I correspond back and forth with a number of users, so forgive me if you stated this already. I don't remember if you have a conventional hard-disk install or a Nano install on CF. If Nano, you will need to manually bump up the size of the /tmp partition to at least 100 MB and potentially more. That partition gets used to temporarily store the PBI package details and is where all the Snort and ET rules packages download to and get unzipped before being copied to the /usr partition.If you have a conventional disk, double-check how much free space is showing for the /tmp partition.EDIT: never mind my question about Nano…scrolled back through this thread and saw you have a 30 GB SSD.
Bill
-
The real fix is to increase /tmp RAM Disk Size large enough to handle all of the installation data. None of the fixes shown above worked until I increased the size. I reinstalled it and it actually installed faster and worked this time.
-
@dolomite792 said in Snort missing under services?:
The real fix is to increase /tmp RAM Disk Size large enough to handle all of the installation data. None of the fixes shown above worked until I increased the size. I reinstalled it and it actually installed faster and worked this time.
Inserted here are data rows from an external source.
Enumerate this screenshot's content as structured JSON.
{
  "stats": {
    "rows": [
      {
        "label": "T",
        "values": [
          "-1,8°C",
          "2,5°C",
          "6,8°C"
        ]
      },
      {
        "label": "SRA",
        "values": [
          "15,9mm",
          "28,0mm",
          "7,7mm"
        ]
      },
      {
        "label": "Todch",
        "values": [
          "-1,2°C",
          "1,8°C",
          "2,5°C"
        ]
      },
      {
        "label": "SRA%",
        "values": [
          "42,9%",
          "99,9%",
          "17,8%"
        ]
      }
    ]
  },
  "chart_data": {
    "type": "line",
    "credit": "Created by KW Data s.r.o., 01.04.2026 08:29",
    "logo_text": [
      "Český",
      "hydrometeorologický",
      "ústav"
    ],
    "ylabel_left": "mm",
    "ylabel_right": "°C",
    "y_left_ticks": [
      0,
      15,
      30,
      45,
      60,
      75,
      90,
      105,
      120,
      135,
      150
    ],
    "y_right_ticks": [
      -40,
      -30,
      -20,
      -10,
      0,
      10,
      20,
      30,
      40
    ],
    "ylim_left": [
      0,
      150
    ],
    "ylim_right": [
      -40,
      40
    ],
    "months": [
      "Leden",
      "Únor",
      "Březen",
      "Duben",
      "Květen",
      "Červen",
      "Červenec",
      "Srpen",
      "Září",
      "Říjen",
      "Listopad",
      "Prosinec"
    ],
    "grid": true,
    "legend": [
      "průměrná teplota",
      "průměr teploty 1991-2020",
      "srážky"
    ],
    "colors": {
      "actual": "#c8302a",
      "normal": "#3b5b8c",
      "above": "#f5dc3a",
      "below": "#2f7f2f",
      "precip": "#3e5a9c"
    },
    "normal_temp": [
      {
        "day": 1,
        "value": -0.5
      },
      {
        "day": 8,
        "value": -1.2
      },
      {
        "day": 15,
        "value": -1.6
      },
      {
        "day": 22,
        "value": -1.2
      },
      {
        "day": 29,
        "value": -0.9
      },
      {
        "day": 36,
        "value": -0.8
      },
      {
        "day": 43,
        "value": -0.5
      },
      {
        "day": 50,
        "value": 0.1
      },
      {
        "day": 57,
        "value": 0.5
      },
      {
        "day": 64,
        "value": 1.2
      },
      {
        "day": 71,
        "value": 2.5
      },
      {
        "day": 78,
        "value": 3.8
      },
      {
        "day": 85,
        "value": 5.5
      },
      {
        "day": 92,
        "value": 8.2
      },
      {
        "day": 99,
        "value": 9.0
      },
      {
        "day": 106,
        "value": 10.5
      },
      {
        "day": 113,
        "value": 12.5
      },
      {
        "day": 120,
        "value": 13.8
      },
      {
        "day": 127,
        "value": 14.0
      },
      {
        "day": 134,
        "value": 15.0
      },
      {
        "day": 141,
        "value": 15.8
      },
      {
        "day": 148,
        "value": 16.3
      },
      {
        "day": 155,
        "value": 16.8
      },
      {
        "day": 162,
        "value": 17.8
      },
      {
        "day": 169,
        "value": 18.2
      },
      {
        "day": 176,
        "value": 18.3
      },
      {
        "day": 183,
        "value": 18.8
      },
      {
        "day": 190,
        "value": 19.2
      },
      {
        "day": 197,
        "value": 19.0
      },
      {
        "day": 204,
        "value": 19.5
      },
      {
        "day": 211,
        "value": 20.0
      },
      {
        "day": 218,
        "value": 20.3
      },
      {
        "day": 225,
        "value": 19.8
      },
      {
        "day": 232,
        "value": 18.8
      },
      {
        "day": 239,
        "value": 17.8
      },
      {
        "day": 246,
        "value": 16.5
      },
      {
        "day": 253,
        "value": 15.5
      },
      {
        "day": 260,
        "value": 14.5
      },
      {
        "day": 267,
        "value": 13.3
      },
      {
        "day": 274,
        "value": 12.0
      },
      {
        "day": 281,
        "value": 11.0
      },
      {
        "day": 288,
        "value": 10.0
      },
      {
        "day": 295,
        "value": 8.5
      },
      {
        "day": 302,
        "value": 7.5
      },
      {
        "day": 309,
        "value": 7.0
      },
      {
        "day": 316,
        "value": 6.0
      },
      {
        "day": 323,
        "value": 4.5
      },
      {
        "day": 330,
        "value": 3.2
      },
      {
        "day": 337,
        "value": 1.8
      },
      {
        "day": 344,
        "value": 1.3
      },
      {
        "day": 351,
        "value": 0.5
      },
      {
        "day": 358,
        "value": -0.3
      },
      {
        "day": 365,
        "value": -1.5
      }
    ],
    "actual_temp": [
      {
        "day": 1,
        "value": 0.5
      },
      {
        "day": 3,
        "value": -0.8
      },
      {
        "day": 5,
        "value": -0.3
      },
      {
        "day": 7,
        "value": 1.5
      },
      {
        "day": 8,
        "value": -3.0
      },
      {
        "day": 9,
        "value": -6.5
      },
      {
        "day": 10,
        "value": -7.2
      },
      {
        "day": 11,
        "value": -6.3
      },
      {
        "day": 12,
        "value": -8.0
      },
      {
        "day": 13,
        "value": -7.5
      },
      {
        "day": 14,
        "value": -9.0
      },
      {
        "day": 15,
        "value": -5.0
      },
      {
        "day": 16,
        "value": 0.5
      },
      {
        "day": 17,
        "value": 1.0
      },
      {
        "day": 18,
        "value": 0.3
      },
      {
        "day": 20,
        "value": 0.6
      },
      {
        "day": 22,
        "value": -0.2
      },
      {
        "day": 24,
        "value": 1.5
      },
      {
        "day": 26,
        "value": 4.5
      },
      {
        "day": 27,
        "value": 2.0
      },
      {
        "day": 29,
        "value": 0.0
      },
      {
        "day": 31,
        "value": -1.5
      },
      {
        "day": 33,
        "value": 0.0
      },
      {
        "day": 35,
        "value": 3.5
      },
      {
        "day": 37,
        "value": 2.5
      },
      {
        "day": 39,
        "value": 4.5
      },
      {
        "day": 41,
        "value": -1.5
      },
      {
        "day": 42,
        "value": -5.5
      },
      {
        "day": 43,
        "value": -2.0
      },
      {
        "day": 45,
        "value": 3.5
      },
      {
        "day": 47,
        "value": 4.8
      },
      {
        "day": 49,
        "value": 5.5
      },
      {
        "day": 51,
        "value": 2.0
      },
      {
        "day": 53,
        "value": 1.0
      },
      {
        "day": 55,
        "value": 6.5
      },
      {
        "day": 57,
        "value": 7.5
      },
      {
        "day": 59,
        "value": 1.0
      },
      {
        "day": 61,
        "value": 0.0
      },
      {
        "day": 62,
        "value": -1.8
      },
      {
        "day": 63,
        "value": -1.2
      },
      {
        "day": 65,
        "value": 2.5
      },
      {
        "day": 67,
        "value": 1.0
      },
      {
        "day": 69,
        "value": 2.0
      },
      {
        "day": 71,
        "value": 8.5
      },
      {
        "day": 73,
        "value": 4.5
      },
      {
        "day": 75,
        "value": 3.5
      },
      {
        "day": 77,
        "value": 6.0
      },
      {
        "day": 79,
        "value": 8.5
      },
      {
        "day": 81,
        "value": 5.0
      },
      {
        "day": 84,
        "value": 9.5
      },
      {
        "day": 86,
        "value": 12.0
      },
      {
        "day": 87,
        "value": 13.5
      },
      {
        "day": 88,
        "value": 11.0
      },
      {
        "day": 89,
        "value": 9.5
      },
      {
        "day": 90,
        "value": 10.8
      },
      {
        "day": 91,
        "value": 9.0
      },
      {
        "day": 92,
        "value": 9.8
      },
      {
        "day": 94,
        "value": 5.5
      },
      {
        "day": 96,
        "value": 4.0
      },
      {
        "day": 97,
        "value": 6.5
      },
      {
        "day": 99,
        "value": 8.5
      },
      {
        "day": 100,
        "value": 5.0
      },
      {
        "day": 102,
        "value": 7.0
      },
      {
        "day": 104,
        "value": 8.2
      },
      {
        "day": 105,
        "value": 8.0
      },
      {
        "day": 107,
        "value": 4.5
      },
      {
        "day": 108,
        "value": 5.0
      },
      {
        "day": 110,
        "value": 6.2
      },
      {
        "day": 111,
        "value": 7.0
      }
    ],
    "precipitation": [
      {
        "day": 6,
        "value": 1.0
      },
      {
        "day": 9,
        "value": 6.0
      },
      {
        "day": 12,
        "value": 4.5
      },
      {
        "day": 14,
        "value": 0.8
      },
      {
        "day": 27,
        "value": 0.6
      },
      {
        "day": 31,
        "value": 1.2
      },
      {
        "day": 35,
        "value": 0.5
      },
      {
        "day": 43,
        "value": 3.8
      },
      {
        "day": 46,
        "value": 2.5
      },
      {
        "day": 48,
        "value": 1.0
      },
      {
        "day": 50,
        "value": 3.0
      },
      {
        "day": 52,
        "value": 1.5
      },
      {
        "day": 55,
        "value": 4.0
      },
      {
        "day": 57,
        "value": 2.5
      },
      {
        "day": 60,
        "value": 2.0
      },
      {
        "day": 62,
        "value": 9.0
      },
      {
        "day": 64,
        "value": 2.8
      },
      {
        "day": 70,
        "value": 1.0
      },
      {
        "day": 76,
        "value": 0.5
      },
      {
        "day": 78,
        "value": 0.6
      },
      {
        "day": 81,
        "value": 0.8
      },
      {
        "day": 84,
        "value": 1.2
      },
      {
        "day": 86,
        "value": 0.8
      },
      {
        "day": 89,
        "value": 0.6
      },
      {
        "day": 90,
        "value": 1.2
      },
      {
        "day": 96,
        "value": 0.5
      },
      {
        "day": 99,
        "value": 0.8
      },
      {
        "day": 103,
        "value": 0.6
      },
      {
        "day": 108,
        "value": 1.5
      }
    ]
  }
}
+1 on this! I have advised Snort and Suricata users to not use RAM disks. Or at least if you insist on using them, make them at least 200 MB (or maybe larger) in size. You need enough space to hold all of the downloaded packages required for installation. This includes quite a few dependency packages in the case of Snort and Suricata. That's why it takes so much room. If you do not have enough free space, the package install will fail. And when that happens you are left with an incomplete installation and likely the Snort entry missing from the Services menu.
Same thing happens with downloading and updating rules archives. Those files are copied down to /tmp and then unpacked into separate sub-directories for manipulation and eventual copying to the system volume. This also takes a lot of space if you use Snort, Emerging Threats and Snort Community rules all together. Not having enough free space will result in rules updates failing in strange ways.